In ogni caso occorre tenere conto che il recupero delle plastiche non sempre può essere considerato ecologicamente sostenibile. Infatti se tale materiale viene avviato al settore tessile per la produzione di tessuti il recupero potrà essere realizzato una sola volta in modo completo mentre si porranno le condizioni per uno smaltimento di secondo livello dei vestiti dismessi nel rifiuto generico o ancora peggio nella produzione di microplastiche prodotte dai successivi lavaggi, scaricati in mare, non più controllabili, che entreranno più facilmente e in modo stabile nei cicli biologici.

[6] Una proposta interessante, potrebbe essere una lettera del sindaco a tutti i cittadini affinché utilizzino la buona acqua del rubinetto invece di quella nelle bottiglie, magari nell’ambito di una attiva collaborazione con il “Comitato Acqua Pubblica” di Torino (Forum Italiano dei Movimenti per l’Acqua).

[7] Sarebbe opportuno evitare il conferimento di quei tipi di plastiche attualmente previste nell’indifferenziato (es. giocattoli, imballi,…).  Quindi si ritiene necessario prevedere impianti per il trattamento e il recupero anche di questi tipi di materiali che spesso risultano tecnologicamente più pregiati e con maggiori possibilità di riutilizzo.

[8] Spesso si afferma che il rilancio dell’edilizia e la realizzazione delle grandi opere (soprattutto infrastrutture trasportistiche) siano fondamentali per la crescita. Ma una volta che saranno costruite nuove case, strade, autostrade, pedemontane, tangenziali, circonvallazioni,… cosa faremo? Ricominceremo? Completeremo la distruzione del paesaggio (una delle risorse del Paese)? Renderemo il territorio più pericoloso con ulteriore cementificazione? Si può rispondere positivamente se si continua a coltivare il mito della crescita infinita.

[9] Secondo le Direttive Comunitarie (recepite con D. Lgs. 152/06), si deve conseguirela condizione di qualità “buono”. Se tale obiettivo non viene conseguito si ricade nelle condizioni di infrazione previste dalla CE. Ciò comporterebbe un aggravio di milioni di euro.
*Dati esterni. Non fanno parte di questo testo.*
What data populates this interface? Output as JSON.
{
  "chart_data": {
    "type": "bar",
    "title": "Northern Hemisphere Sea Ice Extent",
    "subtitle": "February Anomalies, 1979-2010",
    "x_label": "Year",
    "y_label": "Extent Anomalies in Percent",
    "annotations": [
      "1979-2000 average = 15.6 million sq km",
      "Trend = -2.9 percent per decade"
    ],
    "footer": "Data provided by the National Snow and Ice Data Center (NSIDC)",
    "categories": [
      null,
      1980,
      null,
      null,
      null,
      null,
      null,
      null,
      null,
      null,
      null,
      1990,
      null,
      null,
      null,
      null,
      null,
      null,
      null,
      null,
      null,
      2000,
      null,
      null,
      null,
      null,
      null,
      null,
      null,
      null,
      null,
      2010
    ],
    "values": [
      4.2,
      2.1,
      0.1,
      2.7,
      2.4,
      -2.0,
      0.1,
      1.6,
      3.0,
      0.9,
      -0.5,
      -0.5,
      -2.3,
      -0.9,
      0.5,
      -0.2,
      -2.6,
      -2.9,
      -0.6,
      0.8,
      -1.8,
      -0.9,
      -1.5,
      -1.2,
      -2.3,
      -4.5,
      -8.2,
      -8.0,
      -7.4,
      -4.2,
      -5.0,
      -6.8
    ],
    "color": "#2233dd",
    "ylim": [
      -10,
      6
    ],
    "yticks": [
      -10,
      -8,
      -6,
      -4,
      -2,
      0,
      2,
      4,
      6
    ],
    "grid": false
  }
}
La città di Venaria ha aderito al Contratto di Fiume dello Stura di Lanzo ed in tal contesto deve agire affinchè si possa procedere al risanamento dell’ecosistema fluviale.

[10] Sostanzialmente ciò significa trattare il tema del rapporto tra il trasporto privato ed il sistema pubblico.

[11] Non è un tema fuori dalla competenze del nostro comune; in fondo il nostro territorio insiste in una parte significativa dell’area protetta ed è in qualche modo interessato da tutto ciò che accade in Mandria. Abbiamo l’intelligenza e le competenze per formulare proposte interessanti e magari anche capaci di innescare posti di lavoro? A questo proposito occorre recuperare i rapporti con l’ATA, che da decenni opera nel territorio della comunità del Parco).